La députation rapportait la lettre suivante adressée, sous la date du 26 juin, par le prince de Saxe-Cobourg au régent de la Belgique :

« MONSIEUR LE RÉGENT,

« C'est avec une entière satisfaction que j'ai reçu la lettre que (page 269) vous m'avez écrite, datée du 6 juin. Les circonstances qui ont retardé ma réponse vous sont trop bien connues pour avoir besoin d'une explication.

« Quel que soit le résultat des événements politiques relativement à moi-même, la confiance flatteuse que vous avez placée en moi m'a imposé le devoir de faire tous les efforts qu'il a été en mon pouvoir pour contribuer à mener à une fin heureuse une négociation d'une si grande importance pour l'existence de la Belgique, et peut-être pour la paix de l'Europe.

« La forme de mon acceptation ne me permettant pas d'entrer dans les détails, je dois ici ajouter quelques explications. Aussitôt que le Congrès aura adopté les articles que la conférence de Londres lui propose, je considérerai les difficultés comme levées pour moi, et je pourrai me rendre immédiatement en Belgique. Actuellement, le Congrès pourra d'un coup d'œil embrasser la position des affaires.
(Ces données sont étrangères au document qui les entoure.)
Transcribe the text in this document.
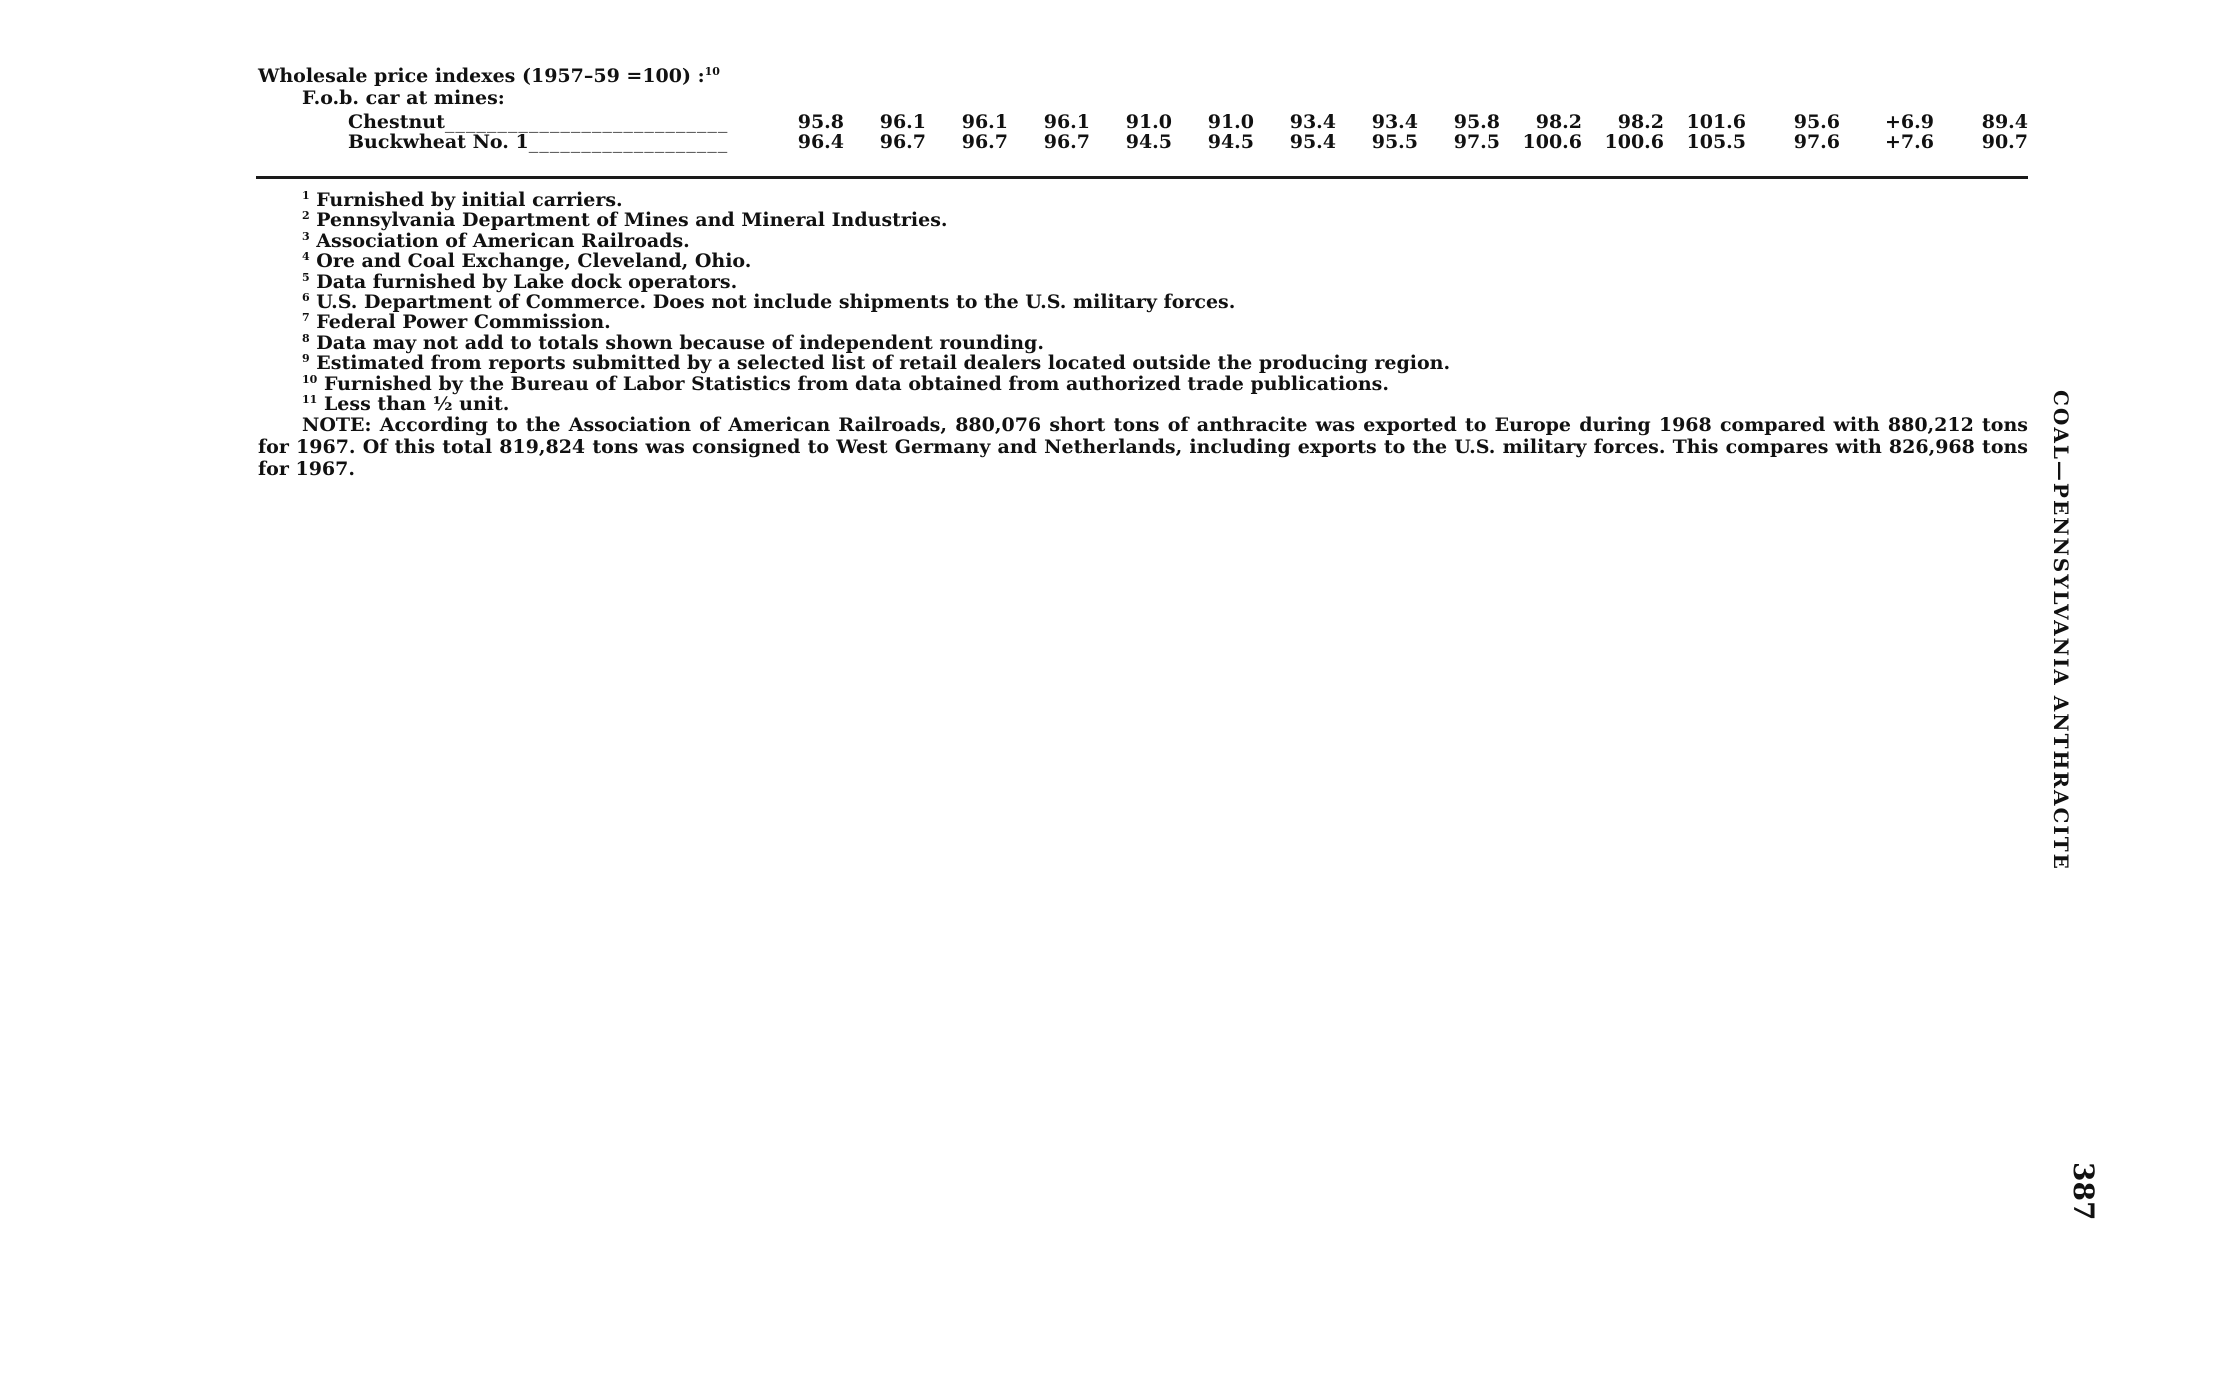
Wholesale price indexes (1957–59 =100) :$^{10}$
F.o.b. car at mines:
Chestnut___________________________	95.8	96.1	96.1	96.1	91.0	91.0	93.4	93.4	95.8	98.2	98.2	101.6	95.6	+6.9	89.4
Buckwheat No. 1___________________	96.4	96.7	96.7	96.7	94.5	94.5	95.4	95.5	97.5	100.6	100.6	105.5	97.6	+7.6	90.7
$^1$ Furnished by initial carriers.
$^2$ Pennsylvania Department of Mines and Mineral Industries.
$^3$ Association of American Railroads.
$^4$ Ore and Coal Exchange, Cleveland, Ohio.
$^5$ Data furnished by Lake dock operators.
$^6$ U.S. Department of Commerce. Does not include shipments to the U.S. military forces.
$^7$ Federal Power Commission.
$^8$ Data may not add to totals shown because of independent rounding.
$^9$ Estimated from reports submitted by a selected list of retail dealers located outside the producing region.
$^{10}$ Furnished by the Bureau of Labor Statistics from data obtained from authorized trade publications.
$^{11}$ Less than ½ unit.
NOTE: According to the Association of American Railroads, 880,076 short tons of anthracite was exported to Europe during 1968 compared with 880,212 tons for 1967. Of this total 819,824 tons was consigned to West Germany and Netherlands, including exports to the U.S. military forces. This compares with 826,968 tons for 1967.	COAL—PENNSYLVANIA ANTHRACITE
387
Puisse sa décision compléter l'indépendance de sa patrie, et par là me fournir les moyens de contribuer à sa prospérité avec le dévouement le plus vrai !

« Monsieur le régent, veuillez agréer l'expression de mes sentiments distingués.

« LÉOPOLD.

« Londres, le 26 juin 1831. »

Le prince envoyait en même temps la réponse suivante à l'adresse de félicitations qui lui avait été adressée par la régence de Bruxelles :

« Marlborough-House (Londres), ce 20 juin 1831.

« A MM. le Bourgmestre et les Échevins de la ville de Bruxelles.

« MESSIEURS,

« J'ai reçu avec une sincère satisfaction votre lettre datée du (page 270) 9 juin et je suis bien sensible aux sentiments que vous m'y exprimez.

« Veuillez croire que si les événements politiques me conduisent bientôt au milieu de vous, je tâcherai de vous prouver, par les soins les plus assidus et les plus constants, ma vive sollicitude pour le bien-être et la prospérité des habitants de Bruxelles.

« Messieurs,

« Votre très-dévoué,

« LÉOPOLD. »

(Note de bas de page) L'adresse de la ville de Bruxelles était de la teneur suivante : « MONSEIGNEUR, Le- bourgmestre et les échevins de la ville de Bruxelles, organes du vœu général de leurs administrés, ont l'honneur d'exprimer à Votre Altesse Royale leur adhésion sincère à son élection comme roi de la Belgique.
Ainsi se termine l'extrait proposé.